L'ecstasy attaque le cœur, comme le Mediator
Publié par MedeSpaceNews le Mars 10 2012 13:38:59
Cette drogue, présentée à tort comme récréative, provoquerait une altération des valves cardiaques.

Il y a deux ans, un jeune homme de 33 ans était hospitalisé en urgence à la clinique des Cèdres de Toulouse pour des douleurs thoraciques, un essoufflement, une grande fatigue. Après une batterie d'examens, et notamment une échocardiographie, il s'est avéré que ce patient souffrait d'une altération importante des valves mitrales. Après interrogatoire, le malade en question s'est révélé être un toxicomane consommant régulièrement de l'ecstasy.

Dans un article publié cette semaine sur le site Internet du British Journal of Clinical Pharmacology (1), les cardiologues de la clinique, avec l'équipe d'addictovigilance du CHU de Toulouse, annoncent que l'altération des valves cardiaques dans ce cas est consécutive à la prise d'ecstasy. Et que les lésions observées sont similaires à celles produites par le Mediator. Cette publication devrait contribuer à alerter les consommateurs d'ecstasy des risques cardiaques qu'ils encourent.
Plusieurs comprimés par semaine depuis plusieurs années

Contrairement au discours véhiculé par les marchands de drogues illicites, l'ecstasy est un produit dangereux. Des effets neurologiques ont déjà été décrits. Mais pour la première fois, un impact sur le cœur vient d'être découvert. Cette première observation devrait contribuer à prendre la mesure du phénomène en renforçant la vigilance.

Le jeune homme consommait plusieurs comprimés d'ecstasy par semaine depuis plusieurs années, a-t-il expliqué aux deux cardiologues, Guillaume Montastruc et Philippe Vigneux, de la clinique des Cèdres, qui l'interrogeaient à la recherche de prise de médicaments comme le Mediator, susceptibles d'expliquer cette altération des valves mitrales, exceptionnelle à cet âge-là. Rien sur le plan des médicaments, juste cette prise d'ecstasy. C'est en opérant le malade pour la pose de prothèses valvulaires que les chirurgiens eurent la grande surprise de constater que ses valves mitrales présentaient les mêmes altérations (des lésions bourgeonnantes) que celles observées sur les valves de certains patients ayant pris du Mediator.

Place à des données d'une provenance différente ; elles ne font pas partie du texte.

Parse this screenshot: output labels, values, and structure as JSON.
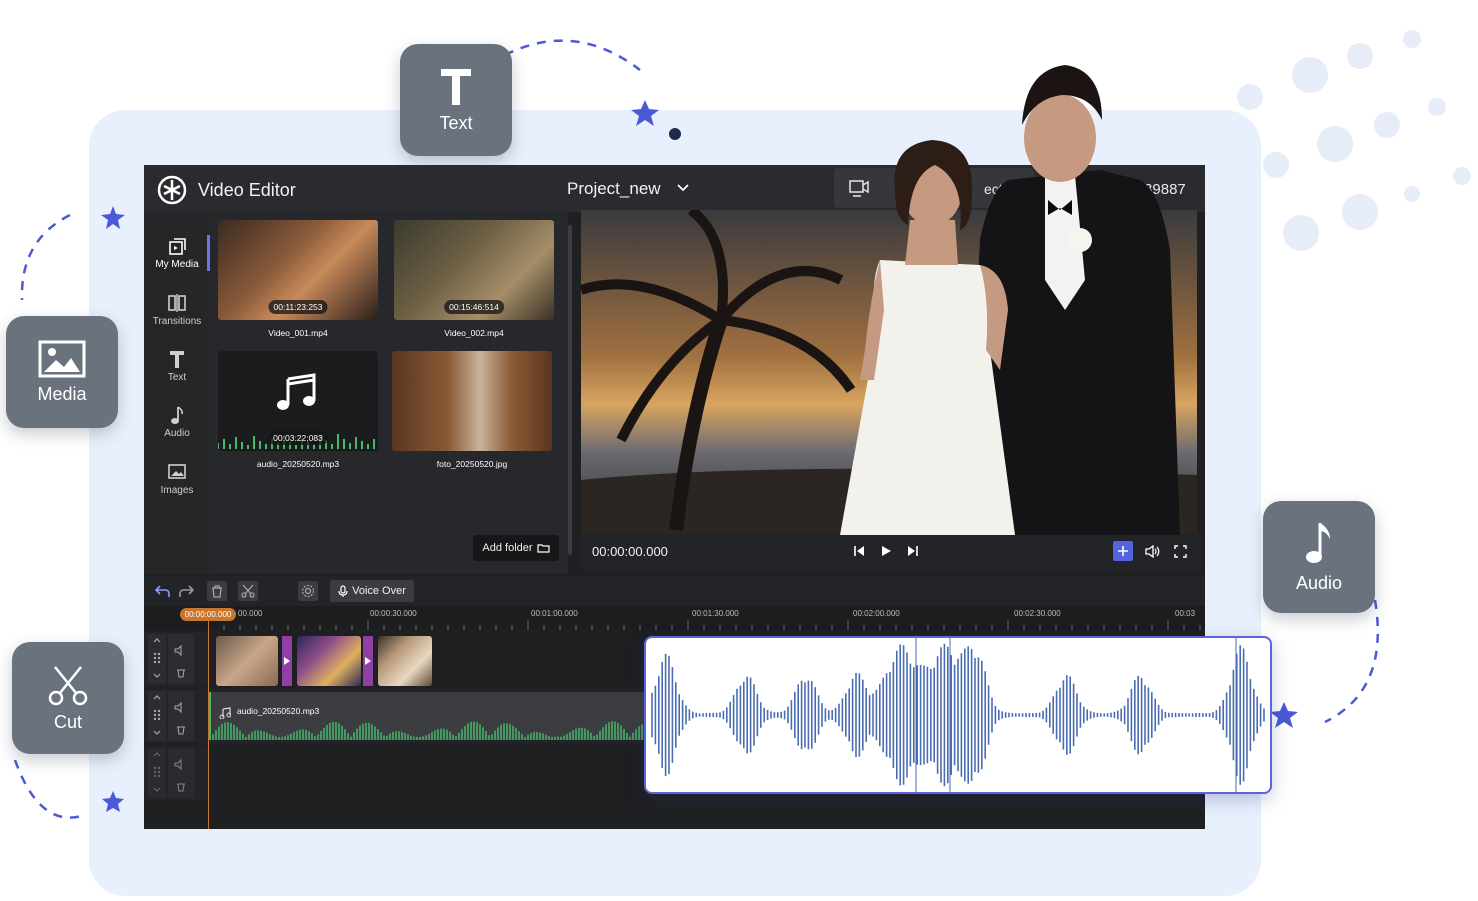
{
  "app": {
    "title": "Video Editor",
    "project": "Project_new",
    "top_action": "ects",
    "user_id": "66658239887"
  },
  "tiles": {
    "text": "Text",
    "media": "Media",
    "cut": "Cut",
    "audio": "Audio"
  },
  "sidebar": {
    "items": [
      {
        "label": "My Media",
        "icon": "media-stack-icon"
      },
      {
        "label": "Transitions",
        "icon": "transitions-icon"
      },
      {
        "label": "Text",
        "icon": "text-icon"
      },
      {
        "label": "Audio",
        "icon": "music-note-icon"
      },
      {
        "label": "Images",
        "icon": "image-icon"
      }
    ]
  },
  "media": {
    "items": [
      {
        "name": "Video_001.mp4",
        "duration": "00:11:23:253"
      },
      {
        "name": "Video_002.mp4",
        "duration": "00:15:46:514"
      },
      {
        "name": "audio_20250520.mp3",
        "duration": "00:03:22:083"
      },
      {
        "name": "foto_20250520.jpg",
        "duration": ""
      }
    ],
    "add_folder": "Add folder"
  },
  "preview": {
    "timecode": "00:00:00.000"
  },
  "toolbar": {
    "voice_over": "Voice Over"
  },
  "ruler": {
    "playhead": "00:00:00.000",
    "labels": [
      "00.000",
      "00:00:30.000",
      "00:01:00.000",
      "00:01:30.000",
      "00:02:00.000",
      "00:02:30.000",
      "00:03"
    ]
  },
  "tracks": {
    "audio_clip_name": "audio_20250520.mp3"
  },
  "colors": {
    "accent": "#5563e0",
    "playhead": "#c9752c",
    "transition": "#8f3fa6",
    "audio_wave": "#46b96a",
    "waveform_callout": "#4a6cb0"
  }
}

Contacté, le centre d'addictovigilance de Toulouse a confirmé que l'on pouvait retenir l'imputabilité entre l'ecstasy et la maladie. Le Pr Patrick Bruneval, meilleur expert français d'anatomopathologie en la matière (hôpital Georges-Pompidou, Paris) a confirmé, après avoir examiné les prélèvements, que les lésions étaient typiques de celles provoquées par le Mediator et de manière générale par les médicaments de la famille des fenfluramines. Aucun autre facteur de risque n'a pu être mis en évidence.
Études systématiques

«C'est la première observation clinique d'un lien entre valvulopathie et ecstasy, assure le Pr Jean-Louis Montastruc du centre de pharmacovigilance de Toulouse. Des données expérimentales ont déjà mis en évidence que l'ecstasy pouvait induire des anomalies cardiaques. En Belgique, il y a quelques années, un médecin avait suggéré, après avoir réalisé des échographies cardiaques systématiques chez des toxicomanes, un risque accru de valvulopathie, sans être certain de l'association. C'est la première démonstration totale du lien entre ecstasy et valvulopathie.»

L'ecstasy, qui aurait des similitudes structurelles avec les amphétamines, agirait sur le même récepteur sérotoninergique au niveau du cœur que le Mediator et les fenfluramines. Par ailleurs, cette substance attaquerait aussi les neurones sérotoninergiques du cerveau, avec des risques neurologiques à long terme. Cette observation devrait conduire à rechercher la prise d'ecstasy chez les personnes souffrant de maladies des valves cardiaques. Et à mener des études systématiques sur ce sujet afin d'évaluer plus précisément le risque. Enfin, il faut désormais sensibiliser encore plus les jeunes aux dangers de l'ecstasy, présenté comme une drogue récréative, mais qui peut avoir des conséquences désastreuses sur l'organisme. Près de 800.000 personnes auraient expérimenté ce produit en France, et notamment 3,8 % des 24-35 ans, selon un rapport de l'Observatoire des drogues et des toxicomanies de 2008.